Conservatives have loved hitting the Obama family for their lifestyle, whether they’re criticizing the price of Michelle Obama’s or running with phony stories about her lingerie shopping. So there was something entertaining about seeing National Review criticize President Obama for an act of personal frugality—it turns out the President and his family haven’t owned or leased a car since 2007.

That’s an entirely sensible decision: when you’re famous enough to need Secret Service protection, you’re famous enough not to be driving yourself. And given the level of racist insanity Obama’s candidacy and presidency unleashed, Obama needs protection more than most candidates. If you’re not going to be driving yourself, and you don’t particularly like driving, there’s no particular reason to keep a car you’re not going to use. Obama’s decision is actually in line with a broad trend in America—car ownership fell for the first time ever in 2009, mostly because the economy encouraged people to cut down on redundant cars. But as conservatives look for ways to pin rising gas prices on Obama, it’s not particularly surprising that someone would make a weak attempt to paint Obama as out of touch because he’s following security protocol and making a reasonable financial decision.

Mitt Romney, meanwhile, has been emphasizing his bona fides as a car owner as a way of proving he’s something of a regular Joe—or at least committed to the American auto industry—particularly in advance of the Michigan primary. He attended the Daytona 500 on Sunday, where he was photographed with Lenny Kravitz.

On the campaign trail, Romney’s car-related lines have a way of emphasizing just how distant he is from the average American car enthusiast. In December, Reuters noted how Romney tried to back away from his disastrous offer to bet Rick Perry $10,000 in a debate by suggesting that the amount was too much for him to pay for a Nash Metropolitan he saw while on the campaign trail in New Hampshire. And Romney’s talked about wanting to add a Mustang or Corvette to his collection, which already includes a ’62 Rambler, a gift from his son, “some day, when I have time to fuss with it.”
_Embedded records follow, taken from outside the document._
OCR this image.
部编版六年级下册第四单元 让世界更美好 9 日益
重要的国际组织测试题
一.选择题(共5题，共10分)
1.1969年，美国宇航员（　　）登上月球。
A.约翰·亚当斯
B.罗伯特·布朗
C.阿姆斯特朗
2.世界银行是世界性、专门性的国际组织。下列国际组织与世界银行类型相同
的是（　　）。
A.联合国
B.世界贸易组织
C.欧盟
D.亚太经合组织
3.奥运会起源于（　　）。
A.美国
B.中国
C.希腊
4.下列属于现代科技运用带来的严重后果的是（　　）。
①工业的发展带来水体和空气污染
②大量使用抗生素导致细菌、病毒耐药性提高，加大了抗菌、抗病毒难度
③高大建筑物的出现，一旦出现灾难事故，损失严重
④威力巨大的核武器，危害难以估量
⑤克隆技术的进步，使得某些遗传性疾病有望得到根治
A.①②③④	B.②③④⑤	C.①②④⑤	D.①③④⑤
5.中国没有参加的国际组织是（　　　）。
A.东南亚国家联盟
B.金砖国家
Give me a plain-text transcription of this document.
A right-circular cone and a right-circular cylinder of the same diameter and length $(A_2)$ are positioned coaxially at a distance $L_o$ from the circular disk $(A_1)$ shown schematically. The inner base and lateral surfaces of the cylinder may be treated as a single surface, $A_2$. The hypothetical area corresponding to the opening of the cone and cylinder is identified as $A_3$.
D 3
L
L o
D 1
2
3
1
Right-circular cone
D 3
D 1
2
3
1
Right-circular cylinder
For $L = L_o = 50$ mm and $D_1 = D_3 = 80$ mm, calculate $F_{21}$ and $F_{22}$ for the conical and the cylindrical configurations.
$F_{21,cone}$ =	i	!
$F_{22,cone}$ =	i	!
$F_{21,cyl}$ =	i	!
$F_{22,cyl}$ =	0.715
Then, on February 23, Romney said that “I like the fact that most of the cars I see are Detroit-made automobiles. I drive a Mustang and a Chevy pick-up truck. Ann drives a couple of Cadillacs, actually. And I used to have a Dodge truck. So I used to have all three covered.” If the sentiment was meant to be a populist one, Romney missed. There’s a difference between supporting local businesses and describing personal car consumption that would be capable of propping up an industry.